Another event that he remembers is less positive – when the public health world was rocked by a 1998 study that asserted a link between autism and the measles-mumps-rubella vaccine given to infants.
“[Orenstein] had to deal with that as head of the National Immunization Program, and he dealt with it with grace,” said Paul Offit, the head of the Vaccine Education Center at the Children’s Hospital of Philadelphia and a longtime friend. “He helped steer through a very difficult time in the vaccine world.”
But while the vaccine-autism study was , , and its author stripped of his medical license, “the damage is done,” Orenstein said. The retracted study sparked a movement against vaccinations that has led to numerous parents refusing shots for their children. And that’s led to a comeback for measles, where doctors are now fighting the biggest U.S. outbreak in 25 years, and the WHO declared “vaccine hesitancy” a top 10 health threat.
While Orenstein left the CDC in 2004 for a post at Emory University, he and his colleagues are still trying to figure out how to counter the anti-vaccination movement by communicating facts about vaccine safety through trusted channels.
“What we found internationally was getting people from the community involved, as opposed to people coming in from outside, can have more impact than simply strangers coming in and telling you to get vaccinated…simply countering the myths may not work and can backfire.”

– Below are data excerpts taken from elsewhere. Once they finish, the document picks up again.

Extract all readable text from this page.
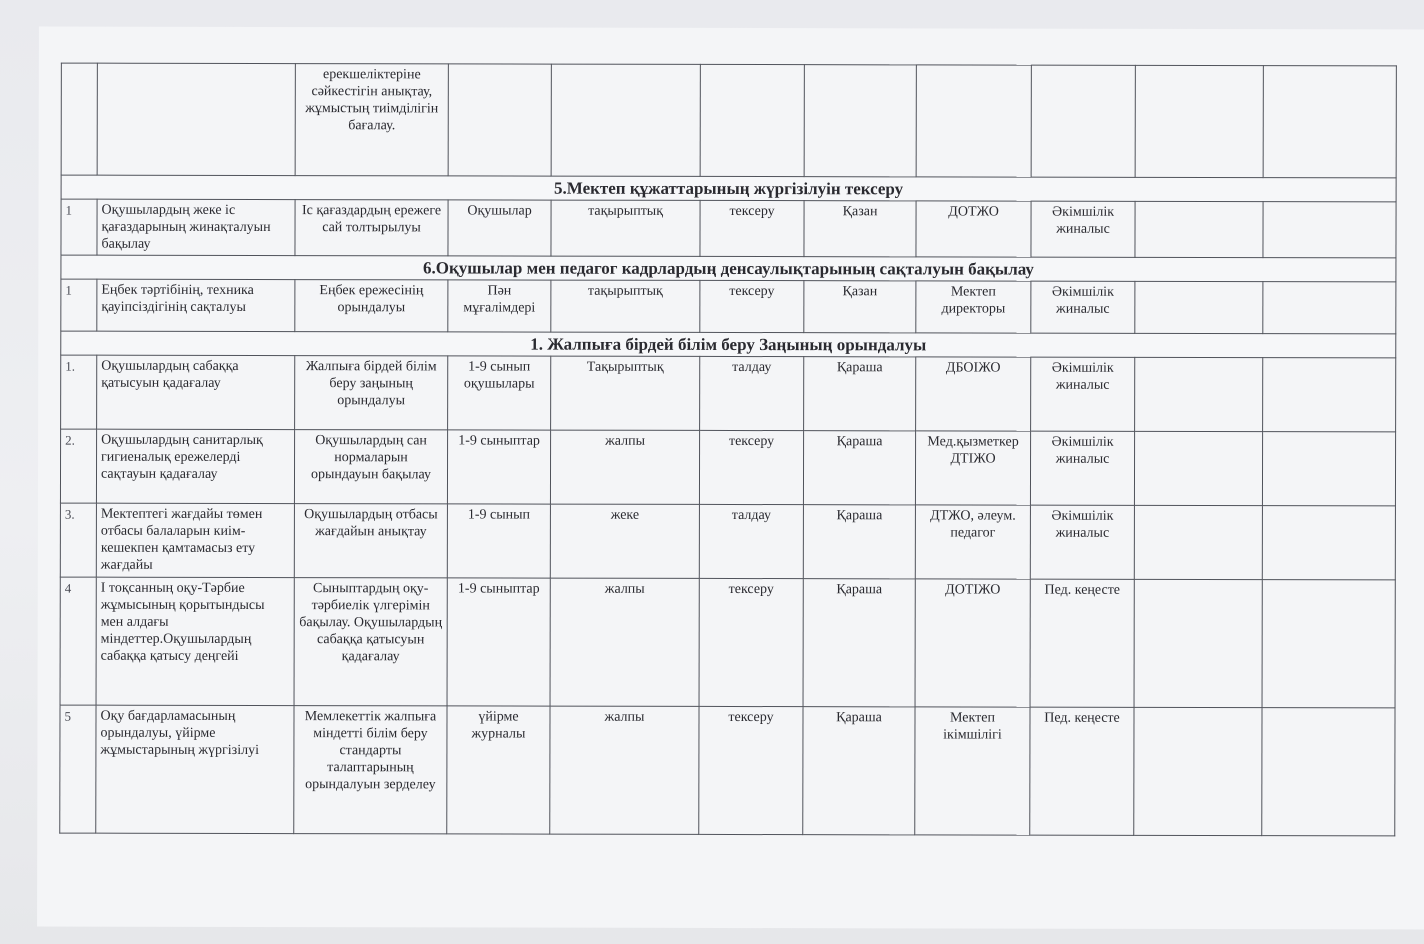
		ерекшеліктеріне сәйкестігін анықтау, жұмыстың тиімділігін бағалау.								
5.Мектеп құжаттарының жүргізілуін тексеру										
1	Оқушылардың жеке іс қағаздарының жинақталуын бақылау	Іс қағаздардың ережеге сай толтырылуы	Оқушылар	тақырыптық	тексеру	Қазан	ДОТЖО	Әкімшілік жиналыс		
6.Оқушылар мен педагог кадрлардың денсаулықтарының сақталуын бақылау										
1	Еңбек тәртібінің, техника қауіпсіздігінің сақталуы	Еңбек ережесінің орындалуы	Пән мұғалімдері	тақырыптық	тексеру	Қазан	Мектеп директоры	Әкімшілік жиналыс		
1. Жалпыға бірдей білім беру Заңының орындалуы										
1.	Оқушылардың сабаққа қатысуын қадағалау	Жалпыға бірдей білім беру заңының орындалуы	1-9 сынып оқушылары	Тақырыптық	талдау	Қараша	ДБОІЖО	Әкімшілік жиналыс		
2.	Оқушылардың санитарлық гигиеналық ережелерді сақтауын қадағалау	Оқушылардың сан нормаларын орындауын бақылау	1-9 сыныптар	жалпы	тексеру	Қараша	Мед.қызметкер ДТІЖО	Әкімшілік жиналыс		
3.	Мектептегі жағдайы төмен отбасы балаларын киім-кешекпен қамтамасыз ету жағдайы	Оқушылардың отбасы жағдайын анықтау	1-9 сынып	жеке	талдау	Қараша	ДТЖО, әлеум. педагог	Әкімшілік жиналыс		
4	І тоқсанның оқу-Тәрбие жұмысының қорытындысы мен алдағы міндеттер.Оқушылардың сабаққа қатысу деңгейі	Сыныптардың оқу-тәрбиелік үлгерімін бақылау. Оқушылардың сабаққа қатысуын қадағалау	1-9 сыныптар	жалпы	тексеру	Қараша	ДОТІЖО	Пед. кеңесте		
5	Оқу бағдарламасының орындалуы, үйірме жұмыстарының жүргізілуі	Мемлекеттік жалпыға міндетті білім беру стандарты талаптарының орындалуын зерделеу	үйірме журналы	жалпы	тексеру	Қараша	Мектеп ікімшілігі	Пед. кеңесте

Parents are likely to trust their own doctors, so Orenstein said those physicians should be equipped with the latest information to reassure them. Taking what he called a presumptive approach – “Johnny will get vaccines A, B and C today, do you have any questions?” – produces better results than asking parents which shots they want their children to get, he said. Allowing fewer exemptions to vaccinations for school enrollment brings up immunization rates as well.
Data on vaccine safety is publicly available and shows the benefits “far, far outweigh any risks,” he said. But he added, “You don’t need a randomized double-blind, placebo-controlled study to know that parachutes are good for you if you’re jumping from an airplane.”
Orenstein is also still in the fight against polio, the disease that prompted his own bout of vaccine hesitancy when he was young. In 2008, he took a three-year break from Emory to work for the Global Health Program at the Bill and Melinda Gates Foundation to help lead that charity’s fight to eradicate polio. The disease has been reduced to fewer than three dozen cases in 2018, all in Afghanistan and Pakistan, and Orenstein still advises the campaign.
“We have certainly made progress and hope to finish the job in the next few years,” Orenstein said. But as in Western countries, he said, the fact remains that a vaccine that stays on the shelf doesn’t do anyone any good.